Social benefits should be delinked from employment and the employer because “it is progressively the case that those who are in employment are not in standard or long-term employment. Temporary employment is on the rise and all indications are that, in the future, workers will migrate between short-term positions as a matter of course.
“The only way in which stable access to social benefits will be assured is if these benefits are not channelled through the employer, but via a different platform that does not assume the regularity of income associated with waged employment,” she said.
What Le Roux is proposing is similar to the system in Denmark, Sweden and Finland, where union membership remains high – about 70 percent – partly because unemployment and other social benefits are paid through unions.
She said workers would not simply be moving from temporary employment to unemployment, and back to temporary employment. They would be itinerants, wandering endlessly between temporary employment, unemployment, independent work, part-time jobs, and voluntary and care work.
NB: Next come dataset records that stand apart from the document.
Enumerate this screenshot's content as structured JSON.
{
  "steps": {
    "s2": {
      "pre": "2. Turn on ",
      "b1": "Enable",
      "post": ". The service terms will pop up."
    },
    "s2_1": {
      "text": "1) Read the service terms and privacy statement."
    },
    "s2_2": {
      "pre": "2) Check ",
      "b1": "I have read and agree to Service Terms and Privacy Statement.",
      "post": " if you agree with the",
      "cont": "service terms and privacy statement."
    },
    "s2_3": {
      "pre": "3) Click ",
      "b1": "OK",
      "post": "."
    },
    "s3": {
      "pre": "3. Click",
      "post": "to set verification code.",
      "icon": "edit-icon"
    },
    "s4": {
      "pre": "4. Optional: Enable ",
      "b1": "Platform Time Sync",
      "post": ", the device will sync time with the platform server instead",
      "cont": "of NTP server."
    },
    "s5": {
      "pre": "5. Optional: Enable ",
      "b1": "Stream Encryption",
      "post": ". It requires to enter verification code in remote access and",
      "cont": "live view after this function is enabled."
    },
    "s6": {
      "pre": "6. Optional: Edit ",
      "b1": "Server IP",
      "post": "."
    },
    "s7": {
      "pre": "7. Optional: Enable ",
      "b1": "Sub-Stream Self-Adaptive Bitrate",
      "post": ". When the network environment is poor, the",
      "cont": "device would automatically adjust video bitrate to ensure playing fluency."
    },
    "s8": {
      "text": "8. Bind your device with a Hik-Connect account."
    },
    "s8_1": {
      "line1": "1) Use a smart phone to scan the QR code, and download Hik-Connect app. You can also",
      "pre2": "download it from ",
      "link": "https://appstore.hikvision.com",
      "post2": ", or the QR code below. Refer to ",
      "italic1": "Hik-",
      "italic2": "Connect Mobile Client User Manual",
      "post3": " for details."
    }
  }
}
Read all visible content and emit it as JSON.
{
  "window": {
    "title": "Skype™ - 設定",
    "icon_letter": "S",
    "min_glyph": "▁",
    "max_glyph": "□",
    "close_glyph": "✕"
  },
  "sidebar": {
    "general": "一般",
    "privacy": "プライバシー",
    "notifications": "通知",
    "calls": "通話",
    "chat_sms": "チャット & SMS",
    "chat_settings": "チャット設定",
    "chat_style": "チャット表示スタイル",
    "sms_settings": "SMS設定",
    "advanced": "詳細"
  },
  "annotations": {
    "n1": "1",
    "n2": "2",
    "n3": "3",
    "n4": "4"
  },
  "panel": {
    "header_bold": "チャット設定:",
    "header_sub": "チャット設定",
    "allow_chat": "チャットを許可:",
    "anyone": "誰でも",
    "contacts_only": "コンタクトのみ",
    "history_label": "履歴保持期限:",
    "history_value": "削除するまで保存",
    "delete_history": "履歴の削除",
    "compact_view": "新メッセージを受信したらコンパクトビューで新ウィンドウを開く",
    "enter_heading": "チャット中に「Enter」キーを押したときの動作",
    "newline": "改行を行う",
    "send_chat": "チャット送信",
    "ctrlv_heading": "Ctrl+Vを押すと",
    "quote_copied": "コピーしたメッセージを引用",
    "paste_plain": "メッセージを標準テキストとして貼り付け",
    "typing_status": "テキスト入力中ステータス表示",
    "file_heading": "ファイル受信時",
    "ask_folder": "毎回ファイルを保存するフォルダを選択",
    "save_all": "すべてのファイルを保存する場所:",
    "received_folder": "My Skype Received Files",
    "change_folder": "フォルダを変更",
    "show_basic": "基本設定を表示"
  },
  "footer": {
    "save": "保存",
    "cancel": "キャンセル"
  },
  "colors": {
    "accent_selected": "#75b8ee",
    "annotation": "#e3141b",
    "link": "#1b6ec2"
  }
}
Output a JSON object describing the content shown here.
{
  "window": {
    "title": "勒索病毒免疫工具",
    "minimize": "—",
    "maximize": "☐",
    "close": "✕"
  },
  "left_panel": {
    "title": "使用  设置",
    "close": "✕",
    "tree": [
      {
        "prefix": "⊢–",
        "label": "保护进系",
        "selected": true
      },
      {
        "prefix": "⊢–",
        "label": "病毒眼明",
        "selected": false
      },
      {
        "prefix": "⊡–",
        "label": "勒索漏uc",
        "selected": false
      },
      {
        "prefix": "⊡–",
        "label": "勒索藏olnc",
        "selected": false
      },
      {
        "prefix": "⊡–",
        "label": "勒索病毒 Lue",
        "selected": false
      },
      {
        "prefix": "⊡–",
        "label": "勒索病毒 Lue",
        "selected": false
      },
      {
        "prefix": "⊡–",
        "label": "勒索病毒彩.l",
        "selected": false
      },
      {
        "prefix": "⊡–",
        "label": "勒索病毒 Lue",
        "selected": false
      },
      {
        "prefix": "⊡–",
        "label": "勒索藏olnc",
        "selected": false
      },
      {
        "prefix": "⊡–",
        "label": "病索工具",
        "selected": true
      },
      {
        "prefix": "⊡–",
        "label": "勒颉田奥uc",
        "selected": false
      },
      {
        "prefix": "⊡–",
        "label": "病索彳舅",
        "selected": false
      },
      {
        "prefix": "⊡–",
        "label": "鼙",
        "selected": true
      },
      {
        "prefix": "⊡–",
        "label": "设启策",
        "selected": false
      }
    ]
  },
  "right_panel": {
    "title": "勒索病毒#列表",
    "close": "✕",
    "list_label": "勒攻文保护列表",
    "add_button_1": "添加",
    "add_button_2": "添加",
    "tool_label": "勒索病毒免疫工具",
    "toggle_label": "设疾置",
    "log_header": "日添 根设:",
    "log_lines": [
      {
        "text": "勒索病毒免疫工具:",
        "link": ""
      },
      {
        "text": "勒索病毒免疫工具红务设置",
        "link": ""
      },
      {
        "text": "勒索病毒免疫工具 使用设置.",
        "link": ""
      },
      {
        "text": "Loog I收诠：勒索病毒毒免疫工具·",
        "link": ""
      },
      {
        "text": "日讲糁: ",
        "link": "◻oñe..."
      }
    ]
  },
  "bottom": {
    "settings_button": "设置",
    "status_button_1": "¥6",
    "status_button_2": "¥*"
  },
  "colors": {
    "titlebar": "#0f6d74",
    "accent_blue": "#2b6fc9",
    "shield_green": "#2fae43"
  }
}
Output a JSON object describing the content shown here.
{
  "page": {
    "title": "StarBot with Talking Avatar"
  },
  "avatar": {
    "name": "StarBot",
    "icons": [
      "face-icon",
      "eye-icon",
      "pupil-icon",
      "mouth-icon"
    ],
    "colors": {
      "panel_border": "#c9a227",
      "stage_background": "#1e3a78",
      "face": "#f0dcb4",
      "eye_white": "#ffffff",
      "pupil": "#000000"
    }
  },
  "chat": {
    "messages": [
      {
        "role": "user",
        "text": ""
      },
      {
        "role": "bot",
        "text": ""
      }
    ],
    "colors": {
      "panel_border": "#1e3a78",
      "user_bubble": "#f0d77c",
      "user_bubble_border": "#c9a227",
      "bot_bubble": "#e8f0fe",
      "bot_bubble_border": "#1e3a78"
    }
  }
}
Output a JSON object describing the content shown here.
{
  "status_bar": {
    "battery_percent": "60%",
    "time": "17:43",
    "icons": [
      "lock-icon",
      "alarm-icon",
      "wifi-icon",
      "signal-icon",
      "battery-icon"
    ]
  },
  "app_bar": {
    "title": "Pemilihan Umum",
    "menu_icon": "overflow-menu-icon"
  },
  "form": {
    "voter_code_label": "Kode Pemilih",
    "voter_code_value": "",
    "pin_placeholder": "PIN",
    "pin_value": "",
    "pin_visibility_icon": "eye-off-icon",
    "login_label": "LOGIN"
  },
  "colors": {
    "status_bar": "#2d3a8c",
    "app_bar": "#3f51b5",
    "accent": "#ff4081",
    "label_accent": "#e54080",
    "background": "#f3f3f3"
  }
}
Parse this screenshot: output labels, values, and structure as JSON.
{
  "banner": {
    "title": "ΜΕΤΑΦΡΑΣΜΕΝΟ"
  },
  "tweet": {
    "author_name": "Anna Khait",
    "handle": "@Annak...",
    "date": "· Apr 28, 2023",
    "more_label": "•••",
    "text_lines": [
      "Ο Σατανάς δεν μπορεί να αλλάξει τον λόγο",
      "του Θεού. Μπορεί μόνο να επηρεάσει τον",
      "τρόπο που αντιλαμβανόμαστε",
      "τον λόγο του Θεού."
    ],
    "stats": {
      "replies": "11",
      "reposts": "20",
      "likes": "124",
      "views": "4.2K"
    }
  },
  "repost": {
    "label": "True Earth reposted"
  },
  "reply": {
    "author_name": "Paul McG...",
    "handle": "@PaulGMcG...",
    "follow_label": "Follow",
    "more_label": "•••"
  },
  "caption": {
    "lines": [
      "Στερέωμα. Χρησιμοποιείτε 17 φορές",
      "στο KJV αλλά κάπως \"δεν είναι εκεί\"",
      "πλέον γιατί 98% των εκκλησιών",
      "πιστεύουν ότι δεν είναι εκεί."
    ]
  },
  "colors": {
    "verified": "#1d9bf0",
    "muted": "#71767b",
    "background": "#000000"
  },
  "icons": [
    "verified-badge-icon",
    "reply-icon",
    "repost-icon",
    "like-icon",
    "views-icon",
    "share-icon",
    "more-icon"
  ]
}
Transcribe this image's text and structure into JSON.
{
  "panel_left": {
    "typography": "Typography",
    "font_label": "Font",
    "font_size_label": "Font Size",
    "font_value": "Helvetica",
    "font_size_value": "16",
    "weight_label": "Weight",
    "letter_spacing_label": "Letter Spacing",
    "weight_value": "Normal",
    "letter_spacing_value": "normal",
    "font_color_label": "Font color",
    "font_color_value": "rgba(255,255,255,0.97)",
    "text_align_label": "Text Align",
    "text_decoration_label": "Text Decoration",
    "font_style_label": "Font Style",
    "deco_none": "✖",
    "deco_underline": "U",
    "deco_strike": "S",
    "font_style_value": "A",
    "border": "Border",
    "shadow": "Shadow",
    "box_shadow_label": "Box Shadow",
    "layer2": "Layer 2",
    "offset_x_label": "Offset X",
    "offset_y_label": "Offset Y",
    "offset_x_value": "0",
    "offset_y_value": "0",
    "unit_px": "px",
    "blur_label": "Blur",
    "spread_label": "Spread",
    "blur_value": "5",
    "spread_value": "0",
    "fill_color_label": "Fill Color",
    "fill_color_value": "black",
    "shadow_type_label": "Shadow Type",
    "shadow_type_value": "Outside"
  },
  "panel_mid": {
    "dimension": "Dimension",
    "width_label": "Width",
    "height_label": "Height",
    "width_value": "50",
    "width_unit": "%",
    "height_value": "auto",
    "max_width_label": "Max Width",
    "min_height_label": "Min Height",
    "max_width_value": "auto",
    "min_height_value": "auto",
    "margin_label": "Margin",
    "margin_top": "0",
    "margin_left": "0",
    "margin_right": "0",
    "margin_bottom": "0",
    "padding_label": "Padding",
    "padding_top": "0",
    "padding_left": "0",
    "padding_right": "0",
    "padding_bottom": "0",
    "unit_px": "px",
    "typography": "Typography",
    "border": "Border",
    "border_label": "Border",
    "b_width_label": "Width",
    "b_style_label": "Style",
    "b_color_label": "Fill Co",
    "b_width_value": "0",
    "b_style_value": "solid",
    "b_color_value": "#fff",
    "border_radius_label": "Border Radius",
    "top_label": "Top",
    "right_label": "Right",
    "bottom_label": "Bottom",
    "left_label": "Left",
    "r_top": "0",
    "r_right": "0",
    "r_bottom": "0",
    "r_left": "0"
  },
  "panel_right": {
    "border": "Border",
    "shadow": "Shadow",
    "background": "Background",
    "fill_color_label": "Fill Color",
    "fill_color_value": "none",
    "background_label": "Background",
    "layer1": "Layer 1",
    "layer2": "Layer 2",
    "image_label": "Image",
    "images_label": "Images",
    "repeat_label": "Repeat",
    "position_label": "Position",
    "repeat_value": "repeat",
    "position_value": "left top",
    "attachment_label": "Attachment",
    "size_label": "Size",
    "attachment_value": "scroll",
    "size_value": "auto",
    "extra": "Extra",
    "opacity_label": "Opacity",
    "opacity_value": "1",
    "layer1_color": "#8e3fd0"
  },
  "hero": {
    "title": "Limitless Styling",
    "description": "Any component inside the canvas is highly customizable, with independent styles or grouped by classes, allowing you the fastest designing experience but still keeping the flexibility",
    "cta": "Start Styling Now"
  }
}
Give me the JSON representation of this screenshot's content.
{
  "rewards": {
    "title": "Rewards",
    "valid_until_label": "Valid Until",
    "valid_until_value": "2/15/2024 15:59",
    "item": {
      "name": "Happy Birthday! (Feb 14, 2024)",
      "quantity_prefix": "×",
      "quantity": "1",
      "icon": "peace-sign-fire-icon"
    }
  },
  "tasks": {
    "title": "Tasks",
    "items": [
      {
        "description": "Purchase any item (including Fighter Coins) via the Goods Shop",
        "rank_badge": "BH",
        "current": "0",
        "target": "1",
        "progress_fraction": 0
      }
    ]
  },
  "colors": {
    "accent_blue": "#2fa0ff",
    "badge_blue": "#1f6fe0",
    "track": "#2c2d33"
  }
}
“In other words, if trade unions are to remain relevant, they should become a conduit for at least some social benefits. This means the basis for membership of a trade union will have to be expanded to include those who are working, but who are not employees in the traditional sense, and to accommodate those who are in between work,” Le Roux said.
Jackie Kelly, a labour analyst at Andrew Levy Employment, said the proposal by Le Roux assumed that every employee was a member of a union. “Do the unions have the wherewithal to handle the social benefits? It may take their eye off the ball if they do this.”